In the divided, reactionary times in which we live, The Hunt treads on some dangerous ground in taking aim at cancel culture.
But where The Hunt elevates itself from other other horror-comedies is in the handling of its commentary. In the divided, reactionary times in which we live, The Hunt treads on some dangerous ground in taking aim at cancel culture. Nevertheless, similar to the best satires, Cuse and Lindelof’s screenplay nails everything wrong with our ‘trial by media’ obsessed culture and ‘us versus them’ politics. And while the jokes and snarky references mostly hit their marks, it’s the wider commentary that resonates. The Hunt is inherently about at the dangers of the viral immediacy of our social media take-downs in the absence of fact-checking. One of the movie’s final references to George Orwell’s ‘Snowball’ in Animal Farm
Betty Gilpin Makes the Case for Stardom
A lot of familiar faces turn up in The Hunt. Just don’t expect many of them to stick around for very long. And it doesn’t really matter. Betty Gilpin and Hilary Swank own this movie. Though she doesn’t have much screentime, Swank is every bit as good as we’ve come to expect from her. She’s a powerhouse performer who can turn the switch from glib to icy to enraged at a moment’s notice. It helps that Swank looks like she’s having an absolute blast with the role. But Betty Gilpin (GLOW) makes a strong case to Hollywood casting agents that she’s the next big star. She’s an absolute powerhouse in the movie, putting herself alongside actresses like Toni Collette, Samara Weaving, and Lupita Nyong’o.
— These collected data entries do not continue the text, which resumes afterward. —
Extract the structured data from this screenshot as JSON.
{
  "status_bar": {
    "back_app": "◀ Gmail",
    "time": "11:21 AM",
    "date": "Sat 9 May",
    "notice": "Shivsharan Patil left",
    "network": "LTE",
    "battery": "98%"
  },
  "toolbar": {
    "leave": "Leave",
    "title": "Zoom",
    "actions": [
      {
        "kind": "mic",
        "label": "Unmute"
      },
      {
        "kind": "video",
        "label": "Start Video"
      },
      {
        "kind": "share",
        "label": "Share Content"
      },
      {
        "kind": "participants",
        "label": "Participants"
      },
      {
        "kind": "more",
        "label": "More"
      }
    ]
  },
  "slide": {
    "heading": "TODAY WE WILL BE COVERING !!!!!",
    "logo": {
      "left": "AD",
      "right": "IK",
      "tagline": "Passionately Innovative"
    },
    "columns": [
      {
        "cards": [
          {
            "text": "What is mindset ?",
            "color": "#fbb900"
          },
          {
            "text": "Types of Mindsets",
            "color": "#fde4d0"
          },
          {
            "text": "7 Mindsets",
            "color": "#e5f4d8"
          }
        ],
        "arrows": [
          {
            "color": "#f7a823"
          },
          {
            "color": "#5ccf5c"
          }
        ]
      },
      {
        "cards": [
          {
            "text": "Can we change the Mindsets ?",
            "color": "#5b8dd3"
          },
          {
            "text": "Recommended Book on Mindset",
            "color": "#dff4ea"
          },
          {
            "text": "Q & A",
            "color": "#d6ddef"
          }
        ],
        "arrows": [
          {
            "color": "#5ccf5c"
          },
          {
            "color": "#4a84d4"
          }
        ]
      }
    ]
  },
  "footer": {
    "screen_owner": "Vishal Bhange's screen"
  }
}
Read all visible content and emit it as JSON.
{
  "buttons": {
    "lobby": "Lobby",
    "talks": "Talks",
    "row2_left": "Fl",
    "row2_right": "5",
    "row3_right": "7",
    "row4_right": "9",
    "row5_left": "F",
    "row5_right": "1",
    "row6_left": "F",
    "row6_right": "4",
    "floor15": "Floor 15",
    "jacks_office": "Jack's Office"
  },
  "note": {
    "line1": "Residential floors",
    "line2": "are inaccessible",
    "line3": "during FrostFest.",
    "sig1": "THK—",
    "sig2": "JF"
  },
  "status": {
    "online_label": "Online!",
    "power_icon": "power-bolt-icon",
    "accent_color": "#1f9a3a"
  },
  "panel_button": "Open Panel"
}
The Hunt Was Worth The Wait For Audiences
It was a long and winding road for The Hunt to find its way to audiences, but it was worth the wait. Whether it’s the hilariously over-the-top, shocking violence, the snarky humour, or the on-target satire of ‘cancel culture’, The Hunt delivers a clever mix of horror, comedy, and action. Tight pacing and strong performances from Gilpin and Swank are icing on the cake. As we hunker down for what could be a long stretch of self-isolating, The Hunt is a future cult-classic worth streaming.